Question

2 litre water at ${27^0}C$ is heated by a $1\,\,kW$ heater in an open container. On an average heat is lost to surroundings at the rate $160J/s.$ The time required for the temperature to reach ${77^0}C$ is
A. $8\,\,\min \,\,18\,\,\sec $
B. $10\,\,\min \,$
C. $7\,\,\min \,$
D. $14\,\,\min \,$

Answer 1

Hint:1. One litre of water has a mass of almost exactly one kilogram $\left( {1kg = 1000gram} \right)$ when measured at its maximal density, which occurs at about ${4^0}C$.
2. If m is the mass of material (here water) in gram for raising the temperature $\Delta t$ the magnitude of heat supplied is given by $\Delta Q = ms\Delta t$
Where s is the specific heat capacity of the material.
3. $S = 1$ Calorie$/g - {}^0C$for water and $S = \dfrac{1}{2}$ Calorie$/g - {}^0C$for ice.
4. For converting $1$Calorie into Joule, we multiply it by $4.18.$
Because, $1\,\,Calorie = 4.18\,\,Joule.$

Complete Step by Step Answer:
The heat required to raise the temperature of $2000gm$ of water from ${27^0}C$to ${77^0}C$
$\Delta Q = ms\Delta t$
Given, $m = 2000gm$
We know the specific heat capacity for water is $s = 1$
Calorie/\[gm - {}^0C\]
Hence, $\Delta Q = 2000 \times 1 \times \left( {77 - 27} \right)$
$ = 2000 \times 50$
$\Delta Q = 100000$
Or, $\Delta Q = {10^5}Calorie$
$\Delta Q = {10^5} \times \left( {1\,\,Calorie} \right)$
$ = {10^5} \times \left( {4.18\,\,Joule} \right)$
$\left[ {\because 1\,\,Calorie = 4.18\,\,Joule} \right]$
$\Delta Q = 4.18 \times {10^5}Joule$
Power given by the heater is
$ = 1KW = 1000W$
$ = 1000\,\,Joule/second$
Now, Total power given by the heater is $1000J/\operatorname{s}$, in which $160J/s$ power gets lost.

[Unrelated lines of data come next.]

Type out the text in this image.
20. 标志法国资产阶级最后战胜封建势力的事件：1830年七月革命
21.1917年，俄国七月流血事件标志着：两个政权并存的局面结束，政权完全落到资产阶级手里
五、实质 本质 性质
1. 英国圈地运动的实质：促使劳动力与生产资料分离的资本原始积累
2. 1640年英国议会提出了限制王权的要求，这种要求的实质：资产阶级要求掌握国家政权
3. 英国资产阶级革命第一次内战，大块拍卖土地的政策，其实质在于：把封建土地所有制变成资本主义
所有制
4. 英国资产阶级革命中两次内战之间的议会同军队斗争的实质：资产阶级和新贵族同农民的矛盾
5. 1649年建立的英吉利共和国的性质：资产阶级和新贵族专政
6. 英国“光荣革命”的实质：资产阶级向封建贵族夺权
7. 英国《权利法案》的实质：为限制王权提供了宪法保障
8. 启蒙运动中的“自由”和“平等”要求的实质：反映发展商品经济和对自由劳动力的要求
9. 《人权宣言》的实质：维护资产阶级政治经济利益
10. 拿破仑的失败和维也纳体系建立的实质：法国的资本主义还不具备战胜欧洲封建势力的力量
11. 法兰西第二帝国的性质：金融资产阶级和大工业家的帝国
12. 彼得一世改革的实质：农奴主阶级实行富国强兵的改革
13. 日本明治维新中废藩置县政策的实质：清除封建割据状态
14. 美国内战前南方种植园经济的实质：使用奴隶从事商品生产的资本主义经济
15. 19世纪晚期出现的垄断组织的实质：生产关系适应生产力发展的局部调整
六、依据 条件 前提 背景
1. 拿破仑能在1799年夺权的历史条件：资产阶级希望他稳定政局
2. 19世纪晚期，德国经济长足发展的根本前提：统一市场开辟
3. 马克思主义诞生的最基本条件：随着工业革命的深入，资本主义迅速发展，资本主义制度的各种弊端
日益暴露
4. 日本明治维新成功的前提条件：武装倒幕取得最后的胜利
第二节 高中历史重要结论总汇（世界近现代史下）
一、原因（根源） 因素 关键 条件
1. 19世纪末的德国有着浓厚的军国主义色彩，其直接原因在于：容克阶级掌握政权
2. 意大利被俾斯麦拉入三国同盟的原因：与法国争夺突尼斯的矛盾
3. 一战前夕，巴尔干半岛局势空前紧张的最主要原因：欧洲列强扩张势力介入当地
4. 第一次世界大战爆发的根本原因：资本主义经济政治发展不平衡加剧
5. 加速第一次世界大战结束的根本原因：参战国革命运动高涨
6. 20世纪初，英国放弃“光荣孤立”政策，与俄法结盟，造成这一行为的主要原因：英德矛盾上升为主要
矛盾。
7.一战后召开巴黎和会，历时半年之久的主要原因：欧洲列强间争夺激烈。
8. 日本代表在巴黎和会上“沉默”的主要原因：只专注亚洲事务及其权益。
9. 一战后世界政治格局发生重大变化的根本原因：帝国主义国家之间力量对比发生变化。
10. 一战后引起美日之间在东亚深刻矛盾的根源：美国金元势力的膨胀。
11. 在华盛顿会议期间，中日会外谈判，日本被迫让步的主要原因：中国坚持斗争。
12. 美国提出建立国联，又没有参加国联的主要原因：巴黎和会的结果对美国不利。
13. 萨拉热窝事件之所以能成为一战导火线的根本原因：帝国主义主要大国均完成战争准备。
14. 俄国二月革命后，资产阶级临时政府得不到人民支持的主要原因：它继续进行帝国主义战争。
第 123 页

So the remaining power would be
$ = 1000 - 160$
$P = 840J/S$
So time required for the temperature to reach $t = \dfrac{{heat\,\,given}}{{remaining\,\,power}} = \dfrac{{\Delta Q}}{P}$
$t = \dfrac{{4.18 \times {{10}^5}}}{{840}}\sec ond$
$t \simeq 498$second $ \simeq 8\,\,\min ute\,\,18\,\,\sec ond$
Hence, option (A) is correct.

Note:If power generate by heater is `P’ watt, how some power say $`{P_1}'$ watt is lost into surrounding then the remaining power or power available will be ${P_R} = P - {P_1}.$ Now, this power has basically been used to raise the temperature of the material (here material is water).